La plus haute instance constitutionnelle de France rejette l’offre d’organiser un référendum sur la réforme des retraites
C’est la deuxième fois que le Conseil constitutionnel rejette le projet de ramener l’âge de la retraite à 62 ans, notamment via un éventuel référendum ou un nouveau projet de loi. S’il avait réussi, le processus demandé serait long et n’empêcherait pas la loi Macron de prendre effet.
Le conseil a jugé que le projet de loi ne répondait pas à une réforme nécessaire en matière de politique sociale … et jugeait donc qu’il ne remplissait pas les conditions énoncées dans la Constitution française.

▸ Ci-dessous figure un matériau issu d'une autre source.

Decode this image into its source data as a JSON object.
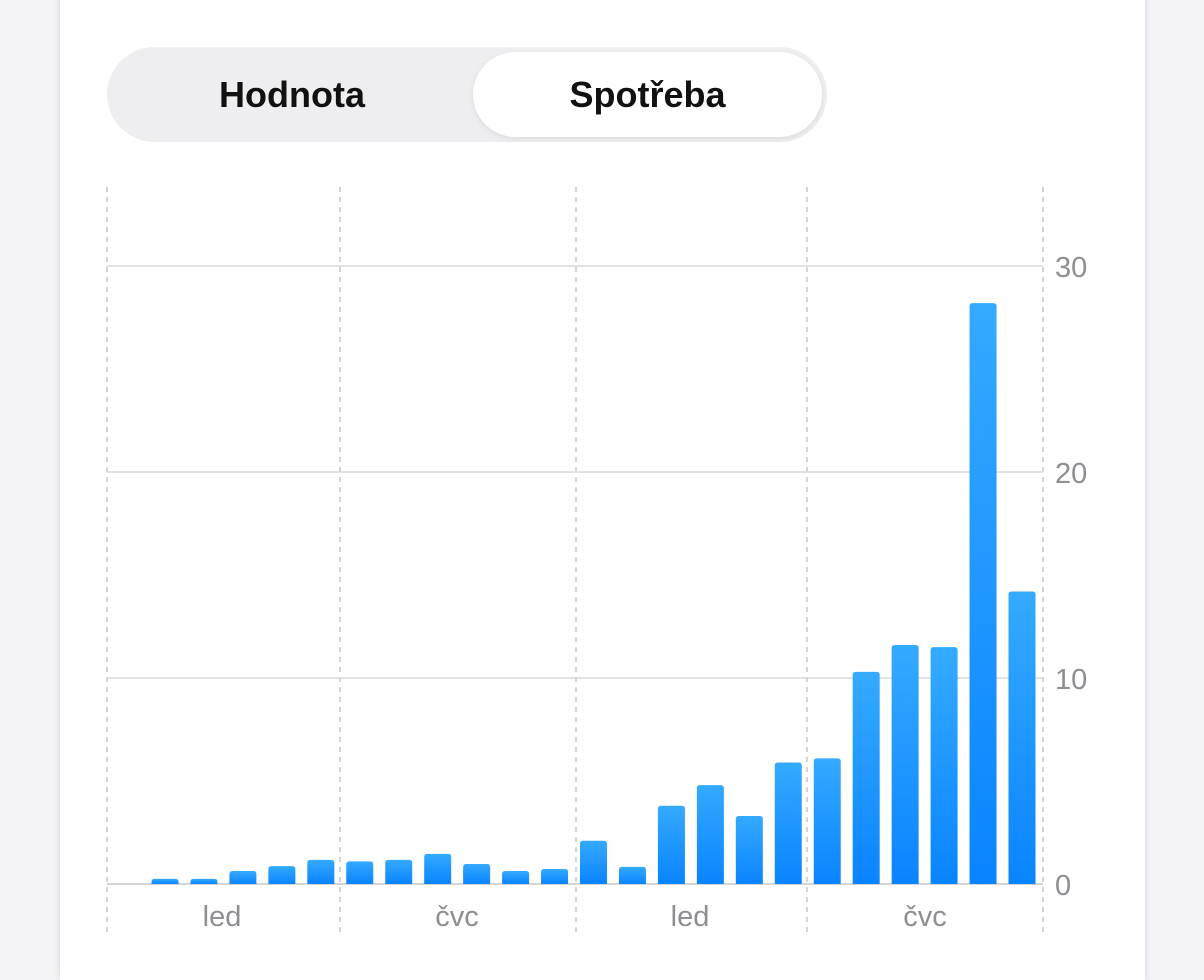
{
  "segmented_control": {
    "options": [
      "Hodnota",
      "Spotřeba"
    ],
    "selected": "Spotřeba"
  },
  "colors": {
    "bar_top": "#34aaff",
    "bar_bottom": "#0a84ff",
    "grid": "#d1d1d6"
  },
  "chart_data": {
    "type": "bar",
    "values": [
      0.25,
      0.25,
      0.63,
      0.87,
      1.17,
      1.1,
      1.17,
      1.46,
      0.97,
      0.63,
      0.73,
      2.1,
      0.83,
      3.8,
      4.8,
      3.3,
      5.9,
      6.1,
      10.3,
      11.6,
      11.5,
      28.2,
      14.2
    ],
    "x_tick_labels": [
      "led",
      "čvc",
      "led",
      "čvc"
    ],
    "y_ticks": [
      0,
      10,
      20,
      30
    ],
    "ylim": [
      0,
      30
    ],
    "y_axis_position": "right",
    "grid": true
  }
}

Les législateurs de l’opposition, principalement de gauche, voulaient lancer un processus complexe dans l’espoir de rejeter la loi impopulaire sur les retraites de Macron qui a été promulguée le mois dernier.
Le rôle du Conseil constitutionnel était d’apprécier si la demande de l’opposition remplit les conditions légales d’un éventuel référendum. S’il avait été accepté, les partisans auraient eu neuf mois pour recueillir les signatures d’au moins 4,8 millions, soit 10 % des électeurs français.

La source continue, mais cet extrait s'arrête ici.